1. 程式人生 > >【總結】裝置樹對platform平臺裝置驅動帶來的變化

【總結】裝置樹對platform平臺裝置驅動帶來的變化

最初我們學習裝置樹的時候,第一個例子是按鍵中斷,其採用了裝置樹的方式。我們以此為例分析裝置樹引入對platform平臺驅動的改變

一、改變與不變

(1)platform_driver的入口函式,仍採用platform_driver_register註冊(不變)

static int __init int_demo_init(void)  
{  
    int ret;  
  
    ret = platform_driver_register(&int_demo_driver);  
    if (ret)  
        printk(KERN_ERR "int demo: probe failed: %d\n", ret);  
  
    return ret;  
}  
module_init(int_demo_init);  

(2)平臺驅動:稍微的變化,多了of_match_table成員
static struct platform_driver int_demo_driver = {  
    .driver        = {  
        .name      = "interrupt_demo",  
        .of_match_table    = of_match_ptr(int_demo_dt_ids),  
    },  
    .probe         = int_demo_probe,  
    .remove        = int_demo_remove,  
};  
(3)匹配方式的變化:

如果沒有引入裝置樹,還需要定義類似以下檔案來匹配

	static struct resource s3c_int_resource[] = {  
	    xxx;
	};  
	struct platform_device s3c_device_rtc = {  
	    .name       = "interrupt_demo",  
	    .id     = -1,  
	    .num_resources  = ARRAY_SIZE(s3c_int_resource),  
     .resource   = s3c_int_resource,  
	};  
在Common-smdk.c (linux-3.4.2\arch\arm\mach-s3c24xx)裡
static struct platform_device __initdata *smdk_devs[] = {
	&s3c_device_nand,
	&smdk_led4,
	&smdk_led5,
	&smdk_led6,
	&smdk_led7,
};
//核心初始化時新增相應裝置
platform_add_devices(smdk_devs, ARRAY_SIZE(smdk_devs));

沒有引入裝置樹之前,我們採用裝置名字匹配的方式,當platform_driver_register的時候,會去匹配一個名字為"interrupt_demo"的裝置,如果找到同名裝置則呼叫probe函式。由於裝置樹的引入,被硬編碼在arch/arm/plat-xxx和arch/arm/mach-xxx,比如板上的platform裝置、resource、i2c_board_info、spi_board_info以及各種硬體的platform_data將不存在。那麼這些裝置資訊在哪裡,什麼時候被add進核心,platform_driver如何匹配platform_device呢?答案是裝置資訊存在裝置樹中,裝置樹載入的時候被轉換成裝置結構體。platform不在像以前那樣匹配裝置名字,而是匹配驅動中的.compatible與裝置樹中相應節點的compatible屬性是否一致,且不區分大小寫。一致則呼叫probe函式。下面我們就來詳細分析為什麼是這樣。

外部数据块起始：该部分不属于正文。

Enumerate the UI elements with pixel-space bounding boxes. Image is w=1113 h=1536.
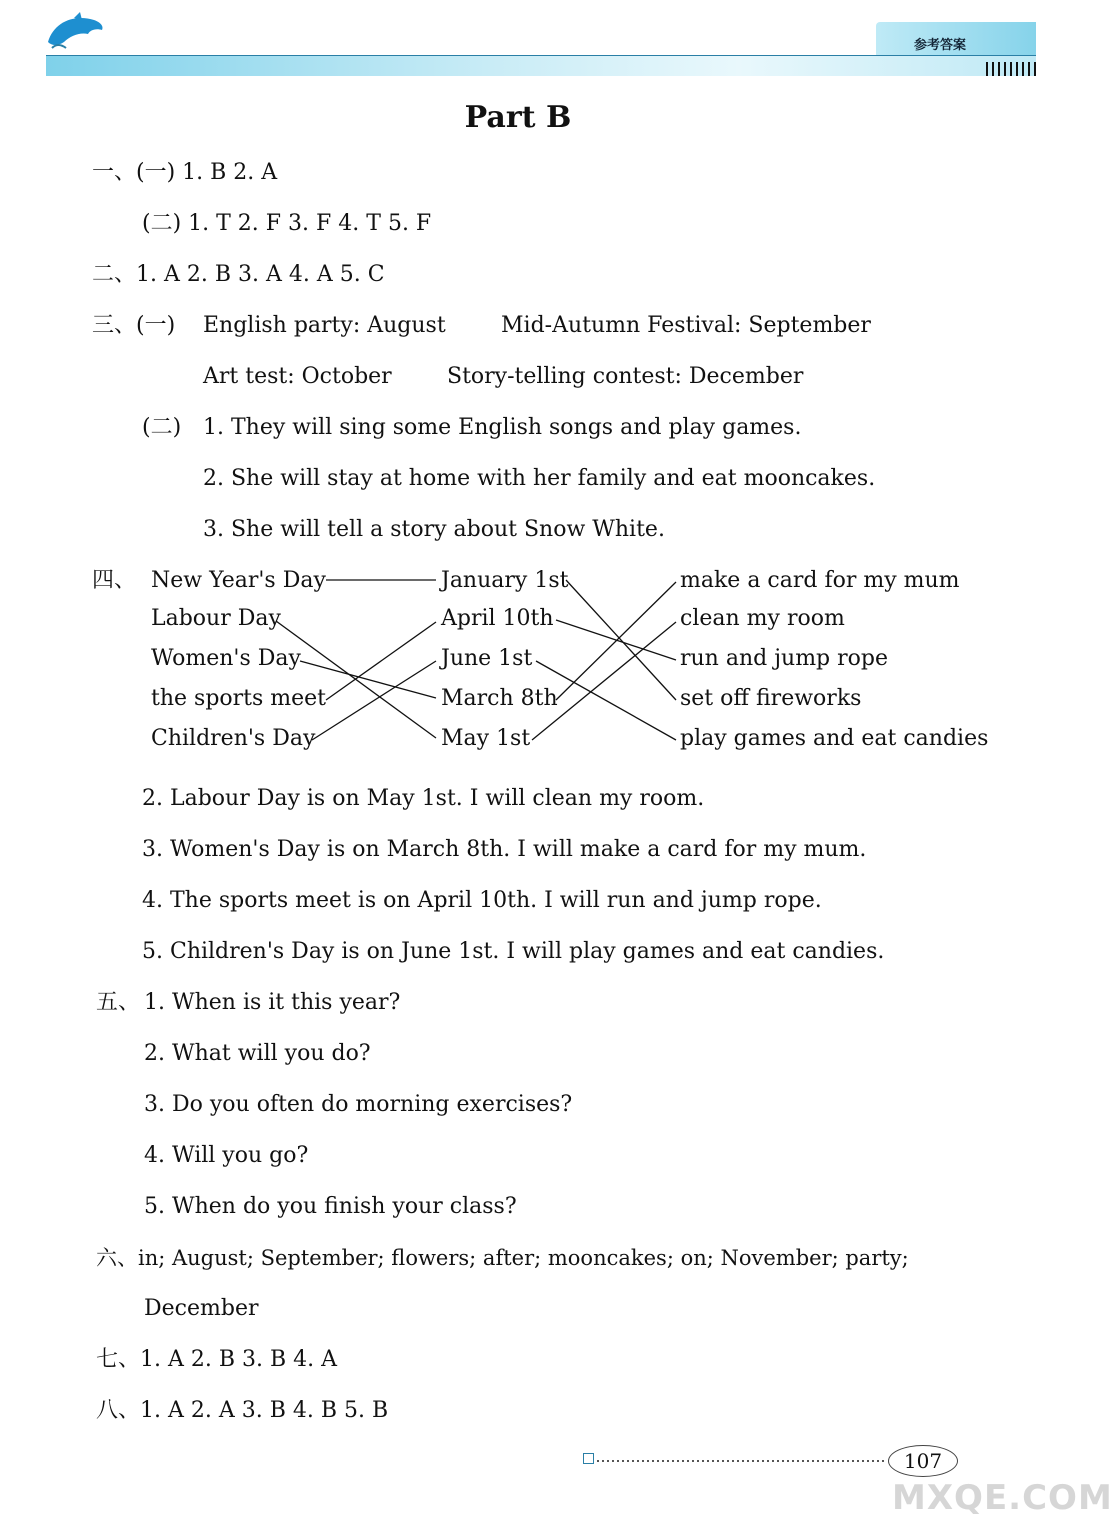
section-4-sentence: 4. The sports meet is on April 10th. I will run and jump rope. <box>142 888 822 913</box>
footer-dotted-rule <box>597 1460 887 1462</box>
section-3-row-1-col-2: Mid-Autumn Festival: September <box>501 313 871 338</box>
match-line <box>532 622 676 740</box>
match-line <box>312 661 436 740</box>
section-3-row-2-col-1: Art test: October <box>203 364 392 389</box>
holiday-item: Labour Day <box>151 606 281 631</box>
activity-item: set off fireworks <box>680 686 862 711</box>
section-4-sentence: 5. Children's Day is on June 1st. I will play games and eat candies. <box>142 939 885 964</box>
holiday-item: Women's Day <box>151 646 301 671</box>
section-5-item: 2. What will you do? <box>144 1041 371 1066</box>
holiday-item: Children's Day <box>151 726 316 751</box>
section-3-answer-3: 3. She will tell a story about Snow White. <box>203 517 665 542</box>
holiday-item: New Year's Day <box>151 568 326 593</box>
section-3-row-2-col-2: Story-telling contest: December <box>447 364 804 389</box>
section-5-item: 1. When is it this year? <box>144 990 401 1015</box>
activity-item: clean my room <box>680 606 845 631</box>
page-number: 107 <box>888 1445 958 1477</box>
date-item: April 10th <box>441 606 554 631</box>
section-5-item: 5. When do you finish your class? <box>144 1194 517 1219</box>
section-3-sub-2-label: (二) <box>142 415 182 440</box>
section-8-line-1: 八、1. A 2. A 3. B 4. B 5. B <box>96 1398 389 1423</box>
activity-item: make a card for my mum <box>680 568 960 593</box>
match-line <box>556 582 676 700</box>
section-7-line-1: 七、1. A 2. B 3. B 4. A <box>96 1347 338 1372</box>
activity-item: run and jump rope <box>680 646 889 671</box>
activity-item: play games and eat candies <box>680 726 989 751</box>
date-item: May 1st <box>441 726 531 751</box>
section-6-line-2: December <box>144 1296 259 1321</box>
section-1-line-2: (二) 1. T 2. F 3. F 4. T 5. F <box>142 211 432 236</box>
holiday-item: the sports meet <box>151 686 327 711</box>
section-4-sentence: 3. Women's Day is on March 8th. I will make a card for my mum. <box>142 837 867 862</box>
match-line <box>300 661 436 698</box>
section-2-line-1: 二、1. A 2. B 3. A 4. A 5. C <box>92 262 385 287</box>
header-tab-text: 参考答案 <box>914 38 967 53</box>
footer-square-icon <box>583 1453 594 1464</box>
section-5-label: 五、 <box>96 990 141 1015</box>
section-4-sentence: 2. Labour Day is on May 1st. I will clean my room. <box>142 786 705 811</box>
match-line <box>536 661 676 740</box>
match-line <box>556 620 676 660</box>
page-title: Part B <box>464 100 572 135</box>
section-5-item: 4. Will you go? <box>144 1143 309 1168</box>
section-1-line-1: 一、(一) 1. B 2. A <box>92 160 278 185</box>
date-item: June 1st <box>441 646 533 671</box>
section-4-label: 四、 <box>92 568 137 593</box>
matching-lines <box>0 0 1057 800</box>
section-3-label: 三、(一) <box>92 313 176 338</box>
section-3-row-1-col-1: English party: August <box>203 313 446 338</box>
date-item: March 8th <box>441 686 558 711</box>
match-line <box>326 622 436 700</box>
section-6-line-1: 六、in; August; September; flowers; after; mooncakes; on; November; party; <box>96 1246 909 1270</box>
section-5-item: 3. Do you often do morning exercises? <box>144 1092 573 1117</box>
section-3-answer-1: 1. They will sing some English songs and play games. <box>203 415 802 440</box>
section-3-answer-2: 2. She will stay at home with her family and eat mooncakes. <box>203 466 876 491</box>
watermark: MXQE.COM <box>892 1478 1113 1518</box>
date-item: January 1st <box>441 568 569 593</box>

static const struct of_device_id int_demo_dt_ids[] = {  
    { .compatible = "tiny4412,interrupt_demo", },  
    {},  
};  
  
MODULE_DEVICE_TABLE(of, int_demo_dt_ids);  
  
static struct platform_driver int_demo_driver = {  
    .driver        = {  
        .name      = "interrupt_demo",  
        .of_match_table    = of_match_ptr(int_demo_dt_ids),  
    },  
    .probe         = int_demo_probe,  
    .remove        = int_demo_remove,  
};  
  
static int __init int_demo_init(void)  
{  
    int ret;  
  
    ret = platform_driver_register(&int_demo_driver);  
    if (ret)  
        printk(KERN_ERR "int demo: probe failed: %d\n", ret);  
  
    return ret;  
}  
module_init(int_demo_init);  

二、詳細分析platform_match的過程

1、函式呼叫流程:

去核心裡檢視,便可發現一層一層是這麼呼叫的。

platform_match-->of_driver_match_device-->of_match_device-->of_match_node-->of_device_is_compatible-->of_get_property/of_compat_cmp-->strcasecmp((s1), (s2))

我們發現最後是在比較字串內容一否一致,所以我們只需要分析這幾個方法的成員列表,看到底比較的是哪兩個字串即可。

2、方法分析

platform_driver_register,首先呼叫到如下匹配函式。

platform_match(device,device_driver)

device:猜測是裝置樹構建的

device_driver:被platform_driver封裝,就是我們的int_demo_driver

static int platform_match(struct device *dev, struct device_driver *drv)
{
	struct platform_device *pdev = to_platform_device(dev);
	struct platform_driver *pdrv = to_platform_driver(drv);

	/* Attempt an OF style match first */
	if (of_driver_match_device(dev, drv))
		return 1;

	/* Then try to match against the id table */
	if (pdrv->id_table)
		return platform_match_id(pdrv->id_table, pdev) != NULL;

	/* fall-back to driver name match */
	return (strcmp(pdev->name, drv->name) == 0);
}

of_driver_match_device(device,device_driver)

static inline int of_driver_match_device(struct device *dev,
					 const struct device_driver *drv)
{
	return of_match_device(drv->of_match_table, dev) != NULL;
}
of_match_device(of_device_id,device)

of_device_id:device_driver>of_match_table=of_match_ptr(int_demo_dt_ids):這個不就是我們在驅動裡面定義的of_match_table成員

device:猜測是裝置樹構建的

const struct of_device_id *of_match_device(const struct of_device_id *matches,
					   const struct device *dev)
{
	if ((!matches) || (!dev->of_node))
		return NULL;
	return of_match_node(matches, dev->of_node);
}

of_match_node(of_device_id,device_node)

of_device_id:of_match_ptr(int_demo_dt_ids)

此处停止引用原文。